TIG: I have a couple of rapid fire questions for you, if you’re up for it. If you could be goalie partners with any goalie alive or dead who would it be?

SJS: Oh, that’s a tough one. I’m going to take out any goalie partner that I’ve ever had, because I’ve really enjoyed all of them and I don’t want to put one above the other. So let’s leave them out.

I would say Curtis Joseph. I’ve read his book and I’ve met him several times. He’s just fascinating. And then Cathy Phillips, who was the goalie on the 1990 Team Canada when they wore the pink jerseys. She played the World Championship with a brain tumor and had to have it removed after. She was having symptoms, like she was dizzy and prone to blackouts. Anyway, she won the World Championship like that. Pretty fascinating.

TIG: That’s a story that’s lost to history.

SJS: It was quite an amazing story because she didn’t want to tell anybody because she didn’t want to lose her spot.

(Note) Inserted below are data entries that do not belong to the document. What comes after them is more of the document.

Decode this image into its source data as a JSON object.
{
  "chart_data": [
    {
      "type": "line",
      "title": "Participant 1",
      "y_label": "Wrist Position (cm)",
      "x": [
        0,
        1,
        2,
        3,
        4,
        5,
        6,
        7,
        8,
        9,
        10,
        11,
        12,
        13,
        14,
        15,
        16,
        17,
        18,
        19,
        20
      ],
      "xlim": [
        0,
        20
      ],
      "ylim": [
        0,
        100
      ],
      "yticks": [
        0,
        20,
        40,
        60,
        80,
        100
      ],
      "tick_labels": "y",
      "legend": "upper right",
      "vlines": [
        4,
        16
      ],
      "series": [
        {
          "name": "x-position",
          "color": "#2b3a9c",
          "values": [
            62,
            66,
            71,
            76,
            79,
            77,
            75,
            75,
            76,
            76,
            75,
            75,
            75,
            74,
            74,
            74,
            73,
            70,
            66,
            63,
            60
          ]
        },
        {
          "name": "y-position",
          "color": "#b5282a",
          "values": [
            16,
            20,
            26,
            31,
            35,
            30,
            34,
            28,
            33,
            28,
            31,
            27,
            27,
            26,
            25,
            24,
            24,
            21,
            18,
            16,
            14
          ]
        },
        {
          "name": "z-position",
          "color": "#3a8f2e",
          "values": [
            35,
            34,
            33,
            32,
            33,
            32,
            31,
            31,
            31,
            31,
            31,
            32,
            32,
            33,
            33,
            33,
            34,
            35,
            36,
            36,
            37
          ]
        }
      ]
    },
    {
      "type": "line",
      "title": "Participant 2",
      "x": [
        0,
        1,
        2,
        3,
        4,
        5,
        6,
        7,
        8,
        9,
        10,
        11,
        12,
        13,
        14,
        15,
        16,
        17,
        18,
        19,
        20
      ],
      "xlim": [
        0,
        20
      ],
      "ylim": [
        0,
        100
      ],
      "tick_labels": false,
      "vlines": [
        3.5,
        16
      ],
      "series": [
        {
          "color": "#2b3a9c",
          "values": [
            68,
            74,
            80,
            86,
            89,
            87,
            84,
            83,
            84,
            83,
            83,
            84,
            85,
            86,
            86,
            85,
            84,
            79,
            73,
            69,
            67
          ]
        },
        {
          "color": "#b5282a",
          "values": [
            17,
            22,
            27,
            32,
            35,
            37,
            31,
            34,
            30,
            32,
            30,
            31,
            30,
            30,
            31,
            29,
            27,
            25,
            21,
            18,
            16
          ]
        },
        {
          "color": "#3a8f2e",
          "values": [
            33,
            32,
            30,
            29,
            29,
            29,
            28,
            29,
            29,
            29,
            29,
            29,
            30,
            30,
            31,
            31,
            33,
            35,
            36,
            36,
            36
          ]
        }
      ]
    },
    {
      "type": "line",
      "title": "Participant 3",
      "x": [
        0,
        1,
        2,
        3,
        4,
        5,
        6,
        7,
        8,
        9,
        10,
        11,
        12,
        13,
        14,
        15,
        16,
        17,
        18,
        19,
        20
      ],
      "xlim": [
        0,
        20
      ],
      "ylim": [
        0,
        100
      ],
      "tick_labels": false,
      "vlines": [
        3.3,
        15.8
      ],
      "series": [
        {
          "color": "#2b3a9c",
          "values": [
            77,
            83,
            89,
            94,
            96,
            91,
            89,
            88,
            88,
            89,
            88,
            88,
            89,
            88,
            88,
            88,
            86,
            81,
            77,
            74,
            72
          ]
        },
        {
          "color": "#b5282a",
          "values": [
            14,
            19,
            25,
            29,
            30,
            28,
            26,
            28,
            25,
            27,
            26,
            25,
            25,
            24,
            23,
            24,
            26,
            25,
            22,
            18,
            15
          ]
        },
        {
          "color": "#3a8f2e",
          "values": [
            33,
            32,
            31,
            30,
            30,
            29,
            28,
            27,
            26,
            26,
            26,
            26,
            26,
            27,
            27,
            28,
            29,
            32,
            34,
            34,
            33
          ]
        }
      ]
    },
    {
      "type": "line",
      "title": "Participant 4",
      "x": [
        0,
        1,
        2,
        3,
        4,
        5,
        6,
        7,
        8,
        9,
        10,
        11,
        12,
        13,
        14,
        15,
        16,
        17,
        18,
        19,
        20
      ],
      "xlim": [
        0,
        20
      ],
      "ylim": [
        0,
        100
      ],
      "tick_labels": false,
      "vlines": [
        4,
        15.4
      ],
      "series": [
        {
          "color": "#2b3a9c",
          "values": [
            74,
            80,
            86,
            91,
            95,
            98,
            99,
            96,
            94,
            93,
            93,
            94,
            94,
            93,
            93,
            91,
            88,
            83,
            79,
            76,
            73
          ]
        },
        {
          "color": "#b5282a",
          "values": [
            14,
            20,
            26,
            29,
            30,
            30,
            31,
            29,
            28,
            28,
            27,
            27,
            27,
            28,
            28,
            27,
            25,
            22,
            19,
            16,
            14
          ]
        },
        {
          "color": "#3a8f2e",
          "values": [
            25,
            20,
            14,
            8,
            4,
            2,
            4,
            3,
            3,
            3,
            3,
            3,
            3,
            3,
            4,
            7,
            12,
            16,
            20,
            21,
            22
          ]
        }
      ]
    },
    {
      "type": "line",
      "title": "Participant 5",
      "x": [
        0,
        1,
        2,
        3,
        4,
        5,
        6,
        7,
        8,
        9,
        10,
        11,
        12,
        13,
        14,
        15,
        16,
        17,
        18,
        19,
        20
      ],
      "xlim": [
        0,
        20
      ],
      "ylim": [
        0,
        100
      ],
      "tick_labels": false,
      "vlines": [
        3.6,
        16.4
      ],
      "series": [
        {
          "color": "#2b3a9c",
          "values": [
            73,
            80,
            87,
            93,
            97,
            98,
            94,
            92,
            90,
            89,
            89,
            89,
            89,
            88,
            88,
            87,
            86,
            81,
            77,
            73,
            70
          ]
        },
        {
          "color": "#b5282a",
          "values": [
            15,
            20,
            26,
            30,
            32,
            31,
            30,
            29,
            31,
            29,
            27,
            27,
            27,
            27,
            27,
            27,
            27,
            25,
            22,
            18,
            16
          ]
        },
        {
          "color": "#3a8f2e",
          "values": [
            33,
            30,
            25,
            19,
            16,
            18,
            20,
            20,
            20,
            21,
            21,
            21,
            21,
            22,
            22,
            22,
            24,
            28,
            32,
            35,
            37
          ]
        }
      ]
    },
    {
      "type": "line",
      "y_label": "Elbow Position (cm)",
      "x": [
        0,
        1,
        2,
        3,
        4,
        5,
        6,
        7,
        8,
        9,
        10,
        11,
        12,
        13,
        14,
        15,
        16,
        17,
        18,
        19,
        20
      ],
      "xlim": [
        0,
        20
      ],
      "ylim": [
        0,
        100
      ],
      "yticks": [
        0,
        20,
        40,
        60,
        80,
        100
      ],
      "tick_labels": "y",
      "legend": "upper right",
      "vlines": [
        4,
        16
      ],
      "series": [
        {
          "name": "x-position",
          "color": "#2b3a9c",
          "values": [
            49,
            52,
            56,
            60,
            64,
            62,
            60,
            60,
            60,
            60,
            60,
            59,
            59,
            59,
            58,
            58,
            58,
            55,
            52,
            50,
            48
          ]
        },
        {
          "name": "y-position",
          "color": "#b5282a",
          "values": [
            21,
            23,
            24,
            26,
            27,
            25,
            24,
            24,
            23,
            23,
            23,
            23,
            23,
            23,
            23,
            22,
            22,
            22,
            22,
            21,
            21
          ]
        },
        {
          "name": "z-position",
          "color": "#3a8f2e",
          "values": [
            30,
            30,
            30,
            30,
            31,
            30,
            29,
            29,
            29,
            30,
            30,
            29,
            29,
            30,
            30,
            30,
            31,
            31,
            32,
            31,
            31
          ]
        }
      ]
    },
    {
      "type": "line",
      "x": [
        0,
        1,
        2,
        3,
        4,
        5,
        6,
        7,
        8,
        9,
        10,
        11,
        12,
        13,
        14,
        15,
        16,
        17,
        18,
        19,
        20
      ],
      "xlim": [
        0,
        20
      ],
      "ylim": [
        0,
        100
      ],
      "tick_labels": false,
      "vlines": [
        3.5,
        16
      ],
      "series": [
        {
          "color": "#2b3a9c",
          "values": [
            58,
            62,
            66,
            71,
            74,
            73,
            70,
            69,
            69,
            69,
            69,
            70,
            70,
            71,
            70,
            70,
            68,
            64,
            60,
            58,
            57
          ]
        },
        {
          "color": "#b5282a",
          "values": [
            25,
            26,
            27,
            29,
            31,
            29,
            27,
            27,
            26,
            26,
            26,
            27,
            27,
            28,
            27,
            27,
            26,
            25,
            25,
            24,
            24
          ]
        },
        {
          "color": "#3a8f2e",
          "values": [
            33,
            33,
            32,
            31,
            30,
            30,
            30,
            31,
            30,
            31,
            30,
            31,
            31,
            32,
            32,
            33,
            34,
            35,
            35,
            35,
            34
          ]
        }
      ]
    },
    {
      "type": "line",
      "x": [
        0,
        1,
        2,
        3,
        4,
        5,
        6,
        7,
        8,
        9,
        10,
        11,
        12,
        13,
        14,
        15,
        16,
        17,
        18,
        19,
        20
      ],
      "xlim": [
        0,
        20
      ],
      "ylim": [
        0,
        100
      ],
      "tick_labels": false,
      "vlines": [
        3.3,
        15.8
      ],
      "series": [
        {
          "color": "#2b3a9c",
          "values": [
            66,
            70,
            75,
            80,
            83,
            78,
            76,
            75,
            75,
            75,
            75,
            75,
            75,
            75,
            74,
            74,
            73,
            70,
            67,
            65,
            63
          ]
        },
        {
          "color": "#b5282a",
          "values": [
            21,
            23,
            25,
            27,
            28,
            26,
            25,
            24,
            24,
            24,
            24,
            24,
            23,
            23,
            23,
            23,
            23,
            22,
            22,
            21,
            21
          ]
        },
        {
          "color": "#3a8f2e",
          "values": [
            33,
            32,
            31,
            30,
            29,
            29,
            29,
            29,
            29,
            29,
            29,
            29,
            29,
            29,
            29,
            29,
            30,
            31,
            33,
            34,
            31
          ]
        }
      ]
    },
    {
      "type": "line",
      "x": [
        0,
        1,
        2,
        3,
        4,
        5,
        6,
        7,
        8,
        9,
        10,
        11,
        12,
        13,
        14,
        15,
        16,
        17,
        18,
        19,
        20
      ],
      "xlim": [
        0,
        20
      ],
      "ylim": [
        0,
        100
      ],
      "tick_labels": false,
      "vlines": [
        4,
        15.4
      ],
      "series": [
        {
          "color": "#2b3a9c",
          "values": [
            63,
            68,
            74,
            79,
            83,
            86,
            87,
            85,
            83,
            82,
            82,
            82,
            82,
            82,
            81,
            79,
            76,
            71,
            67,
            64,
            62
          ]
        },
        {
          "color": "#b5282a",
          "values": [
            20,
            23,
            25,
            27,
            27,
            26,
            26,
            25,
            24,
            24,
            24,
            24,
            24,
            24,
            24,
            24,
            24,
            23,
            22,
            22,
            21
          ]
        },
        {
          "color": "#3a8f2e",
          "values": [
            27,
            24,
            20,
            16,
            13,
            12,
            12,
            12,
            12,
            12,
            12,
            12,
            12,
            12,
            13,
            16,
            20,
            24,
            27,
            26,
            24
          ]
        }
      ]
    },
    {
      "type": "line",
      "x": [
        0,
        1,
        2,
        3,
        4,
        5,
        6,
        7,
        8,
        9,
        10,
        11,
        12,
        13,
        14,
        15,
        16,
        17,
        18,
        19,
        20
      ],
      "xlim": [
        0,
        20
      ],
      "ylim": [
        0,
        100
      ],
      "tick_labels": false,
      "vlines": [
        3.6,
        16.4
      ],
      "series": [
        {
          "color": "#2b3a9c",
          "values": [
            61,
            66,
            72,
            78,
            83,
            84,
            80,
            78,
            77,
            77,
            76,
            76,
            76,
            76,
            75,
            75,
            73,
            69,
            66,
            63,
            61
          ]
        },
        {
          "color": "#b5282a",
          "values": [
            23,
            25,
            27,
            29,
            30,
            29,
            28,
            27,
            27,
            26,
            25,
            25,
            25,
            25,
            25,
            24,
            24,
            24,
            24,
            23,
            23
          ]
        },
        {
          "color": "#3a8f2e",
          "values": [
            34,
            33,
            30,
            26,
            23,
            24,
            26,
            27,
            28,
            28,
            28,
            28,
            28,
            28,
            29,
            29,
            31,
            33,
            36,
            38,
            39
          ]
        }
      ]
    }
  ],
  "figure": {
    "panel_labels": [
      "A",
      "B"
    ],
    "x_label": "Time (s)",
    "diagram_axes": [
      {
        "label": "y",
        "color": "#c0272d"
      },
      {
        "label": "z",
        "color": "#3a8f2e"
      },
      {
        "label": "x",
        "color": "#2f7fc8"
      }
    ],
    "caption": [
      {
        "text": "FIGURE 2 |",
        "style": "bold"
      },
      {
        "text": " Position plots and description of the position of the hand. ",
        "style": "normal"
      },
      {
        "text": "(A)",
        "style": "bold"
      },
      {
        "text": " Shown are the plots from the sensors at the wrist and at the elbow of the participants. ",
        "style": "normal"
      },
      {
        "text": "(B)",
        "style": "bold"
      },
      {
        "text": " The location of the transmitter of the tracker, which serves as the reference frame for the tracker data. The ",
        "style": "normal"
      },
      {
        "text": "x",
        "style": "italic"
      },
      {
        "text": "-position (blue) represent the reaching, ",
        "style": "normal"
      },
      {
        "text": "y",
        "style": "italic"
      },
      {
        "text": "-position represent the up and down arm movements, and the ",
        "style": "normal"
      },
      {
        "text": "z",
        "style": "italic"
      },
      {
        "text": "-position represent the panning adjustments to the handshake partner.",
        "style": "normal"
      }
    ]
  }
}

TIG: Who is the hardest skater you’ve ever faced as a goaltender?

SJS: I just posted this on Twitter the other day. On my own team Dana Antal and Tammy Lee Shewchuk, in practice, could light me up with every shot, and neither one had a phenomenal shot. They just had the ability to pick my pocket every single time and score. On my own team, those two would have been the hardest.

Then playing against, I played a lot against Meghan Agosta. I would say that she scored more hat tricks against me probably than anybody else, and that would have been in club hockey.

Then, internationally, I would say Chrissy Wendell. There’s a lot of great Americans like Jenny Potter. Karen Bye was another one. She’s a very different type of shot, just come down the wing and just put it right through you, and her whole body through you.

TIG: If you could pick any two defenders to be in front of you, who would it be?

SJS: I’m going to go with Cheryl Pounder, as a lifelong friend and teammate, and Delaney Collins. She was always my biggest cheerleader, which I always liked. Everybody always likes when people are nice to you. If I could pick an American, I would have Megan Bozek.

Portions of this interview have been edited for brevity and clarity.